Menyetrika bagian dalam planet ekstrasurya
Tech

Menyetrika bagian dalam planet ekstrasurya

Penemuan lebih dari 4.500 planet ekstrasurya telah menciptakan kebutuhan untuk memodelkan struktur interior dan dinamikanya. Ternyata, zat besi memainkan peran kunci.

Ilmuwan dan kolaborator Lawrence Livermore National Laboratory (LLNL) telah menggunakan laser di National Ignition Facility untuk secara eksperimental menentukan kurva leleh tekanan tinggi dan sifat struktural besi murni hingga 1.000 GPa (hampir 10.000.000 atmosfer), tiga kali tekanan bagian dalam bumi. inti dan tekanan hampir empat kali lebih besar daripada eksperimen sebelumnya. Penelitian tersebut muncul di Sains.

Tim melakukan serangkaian eksperimen yang meniru kondisi yang diamati oleh sebidang besi yang turun ke pusat inti super-Bumi. Eksperimen dialokasikan sebagai bagian dari program NIF Discovery Science, yang akses terbuka dan tersedia untuk semua peneliti.

Menyetrika bagian dalam planet ekstrasurya

Konsepsi seniman tentang penampang super-Bumi dengan ruang target NIF yang dilapiskan di atas mantel, melihat ke inti. Gambar oleh John Jett/LLNL.

“Kekayaan besi dalam interior planet berbatu membuatnya perlu untuk memahami sifat dan respons besi pada kondisi ekstrem jauh di dalam inti planet mirip Bumi yang lebih masif,” kata Rick Kraus, fisikawan LLNL dan penulis utama makalah ini. . “Kurva leleh besi sangat penting untuk memahami struktur internal, evolusi termal, serta potensi magnetosfer yang dihasilkan dinamo.”

Magnetosfer diyakini sebagai komponen penting dari planet terestrial yang dapat dihuni, seperti halnya di Bumi.
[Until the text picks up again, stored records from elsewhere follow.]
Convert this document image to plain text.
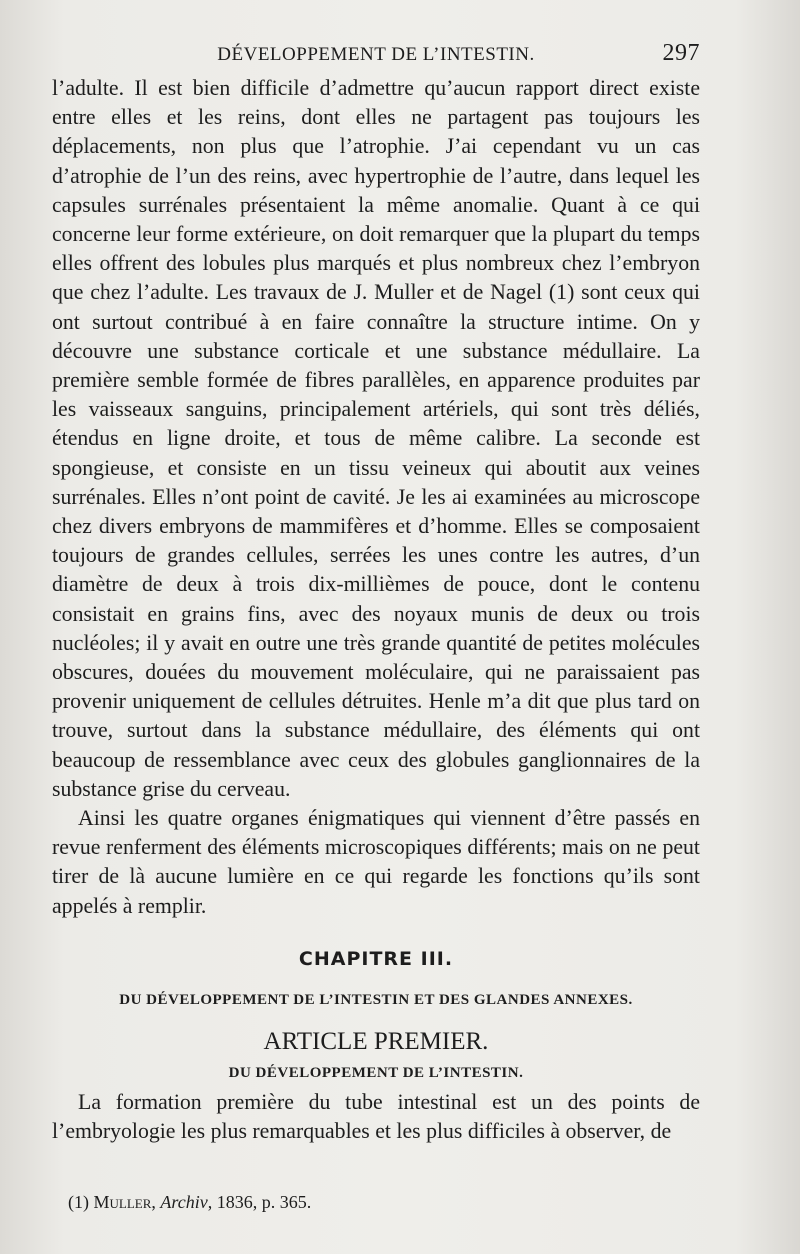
DÉVELOPPEMENT DE L’INTESTIN.	297

l’adulte. Il est bien difficile d’admettre qu’aucun rapport direct existe entre elles et les reins, dont elles ne partagent pas toujours les déplacements, non plus que l’atrophie. J’ai cependant vu un cas d’atrophie de l’un des reins, avec hypertrophie de l’autre, dans lequel les capsules surrénales présentaient la même anomalie. Quant à ce qui concerne leur forme extérieure, on doit remarquer que la plupart du temps elles offrent des lobules plus marqués et plus nombreux chez l’embryon que chez l’adulte. Les travaux de J. Muller et de Nagel (1) sont ceux qui ont surtout contribué à en faire connaître la structure intime. On y découvre une substance corticale et une substance médullaire. La première semble formée de fibres parallèles, en apparence produites par les vaisseaux sanguins, principalement artériels, qui sont très déliés, étendus en ligne droite, et tous de même calibre. La seconde est spongieuse, et consiste en un tissu veineux qui aboutit aux veines surrénales. Elles n’ont point de cavité. Je les ai examinées au microscope chez divers embryons de mammifères et d’homme. Elles se composaient toujours de grandes cellules, serrées les unes contre les autres, d’un diamètre de deux à trois dix-millièmes de pouce, dont le contenu consistait en grains fins, avec des noyaux munis de deux ou trois nucléoles; il y avait en outre une très grande quantité de petites molécules obscures, douées du mouvement moléculaire, qui ne paraissaient pas provenir uniquement de cellules détruites. Henle m’a dit que plus tard on trouve, surtout dans la substance médullaire, des éléments qui ont beaucoup de ressemblance avec ceux des globules ganglionnaires de la substance grise du cerveau.

Ainsi les quatre organes énigmatiques qui viennent d’être passés en revue renferment des éléments microscopiques différents; mais on ne peut tirer de là aucune lumière en ce qui regarde les fonctions qu’ils sont appelés à remplir.

CHAPITRE III.
DU DÉVELOPPEMENT DE L’INTESTIN ET DES GLANDES ANNEXES.
ARTICLE PREMIER.
DU DÉVELOPPEMENT DE L’INTESTIN.

La formation première du tube intestinal est un des points de l’embryologie les plus remarquables et les plus difficiles à observer, de

(1) Muller, Archiv, 1836, p. 365.
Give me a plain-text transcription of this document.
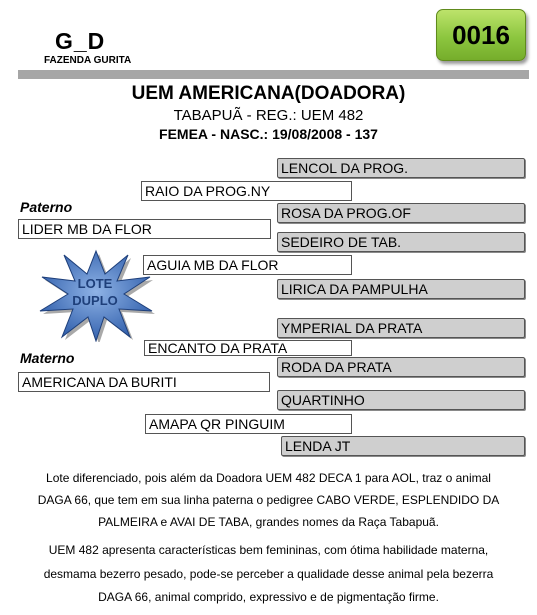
G_D
FAZENDA GURITA
0016
UEM AMERICANA(DOADORA)
TABAPUÃ - REG.: UEM 482
FEMEA - NASC.: 19/08/2008 - 137
Paterno
Materno
LOTE
DUPLO
LENCOL DA PROG.
ROSA DA PROG.OF
SEDEIRO DE TAB.
LIRICA DA PAMPULHA
YMPERIAL DA PRATA
RODA DA PRATA
QUARTINHO
LENDA JT
RAIO DA PROG.NY
AGUIA MB DA FLOR
ENCANTO DA PRATA
AMAPA QR PINGUIM
LIDER MB DA FLOR
AMERICANA DA BURITI
Lote diferenciado, pois além da Doadora UEM 482 DECA 1 para AOL, traz o animal
DAGA 66, que tem em sua linha paterna o pedigree CABO VERDE, ESPLENDIDO DA
PALMEIRA e AVAI DE TABA, grandes nomes da Raça Tabapuã.
UEM 482 apresenta características bem femininas, com ótima habilidade materna,
desmama bezerro pesado, pode-se perceber a qualidade desse animal pela bezerra
DAGA 66, animal comprido, expressivo e de pigmentação firme.
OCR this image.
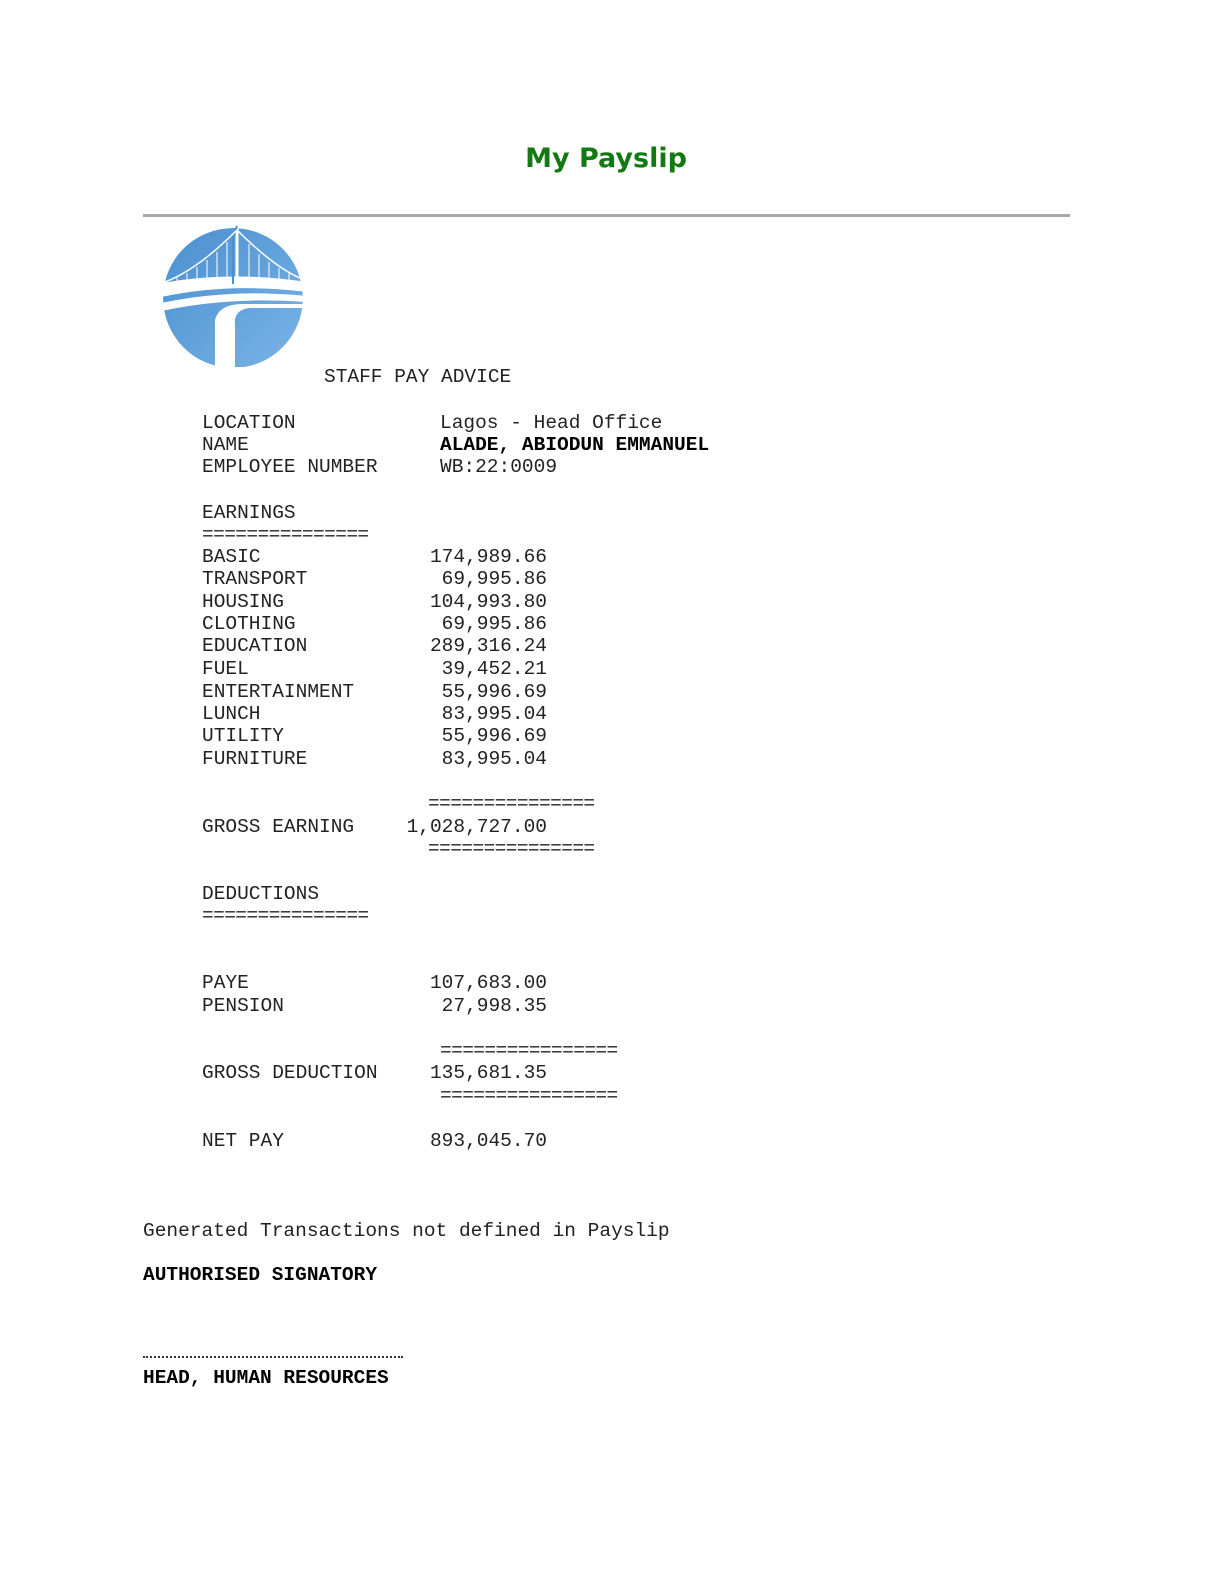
My Payslip
STAFF PAY ADVICE
LOCATION	Lagos - Head Office
NAME	ALADE, ABIODUN EMMANUEL
EMPLOYEE NUMBER	WB:22:0009
EARNINGS
===============
BASIC	174,989.66
TRANSPORT	69,995.86
HOUSING	104,993.80
CLOTHING	69,995.86
EDUCATION	289,316.24
FUEL	39,452.21
ENTERTAINMENT	55,996.69
LUNCH	83,995.04
UTILITY	55,996.69
FURNITURE	83,995.04
===============
GROSS EARNING	1,028,727.00
===============
DEDUCTIONS
===============
PAYE	107,683.00
PENSION	27,998.35
================
GROSS DEDUCTION	135,681.35
================
NET PAY	893,045.70
Generated Transactions not defined in Payslip
AUTHORISED SIGNATORY
HEAD, HUMAN RESOURCES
Magnetodynamo bumi dihasilkan di inti luar besi cair konveksi yang mengelilingi inti besi padat dan ditenagai oleh panas laten yang dilepaskan selama pemadatan besi.

Dengan keunggulan besi di planet terestrial, sifat fisik yang akurat dan tepat pada tekanan dan suhu ekstrem diperlukan untuk memprediksi apa yang terjadi di dalam interiornya. Sifat orde pertama besi adalah titik leleh, yang masih diperdebatkan untuk kondisi interior bumi. Kurva lelehan adalah transisi reologis terbesar yang dapat dialami suatu material, dari material dengan kekuatan ke material tanpa kekuatan. Di sinilah padatan berubah menjadi cairan, dan suhunya tergantung pada tekanan besi.

Melalui percobaan, tim menentukan panjang aksi dinamo selama pemadatan inti ke struktur padat heksagonal di dalam planet ekstrasurya super-Bumi.

“Kami menemukan bahwa planet ekstrasurya terestrial dengan empat hingga enam kali massa Bumi akan memiliki dinamo terpanjang, yang memberikan perlindungan penting terhadap radiasi kosmik,” kata Kraus.

Kraus berkata: “Di luar minat kami dalam memahami kelayakhunian planet ekstrasurya, teknik yang telah kami kembangkan untuk besi akan diterapkan pada materi yang lebih relevan secara program di masa depan,” termasuk Stockpile Stewardship Program.

Kurva lelehan adalah batasan yang sangat sensitif pada model persamaan keadaan.

Tim juga memperoleh bukti bahwa kinetika pemadatan pada kondisi ekstrem seperti itu cepat, hanya membutuhkan nanodetik untuk transisi dari cair ke padat, memungkinkan tim untuk mengamati batas fase kesetimbangan. “Wawasan eksperimental ini meningkatkan pemodelan kami tentang respons material yang bergantung pada waktu untuk semua material,” kata Kraus.

Anggota tim Livermore lainnya termasuk Suzanne Ali, Jon Belof, Lorin Benedict, Joel Bernier, Dave Braun, Federica Coppari, Dayne Fratanduono, Sebastien Hamel, Andy Krygier, Amy Lazicki, James McNaney, Marius Millot, Philip Myint, Dane M. Sterbentz, Damian Swift, Chris Wehrenberg dan Jon Eggert. Para peneliti dari University of Illinois di Chicago, Carnegie Institution for Science, University of Rochester, Sandia National Laboratory, California Institute of Technology, University of California Davis dan University of California Los Angeles juga berkontribusi dalam penelitian ini.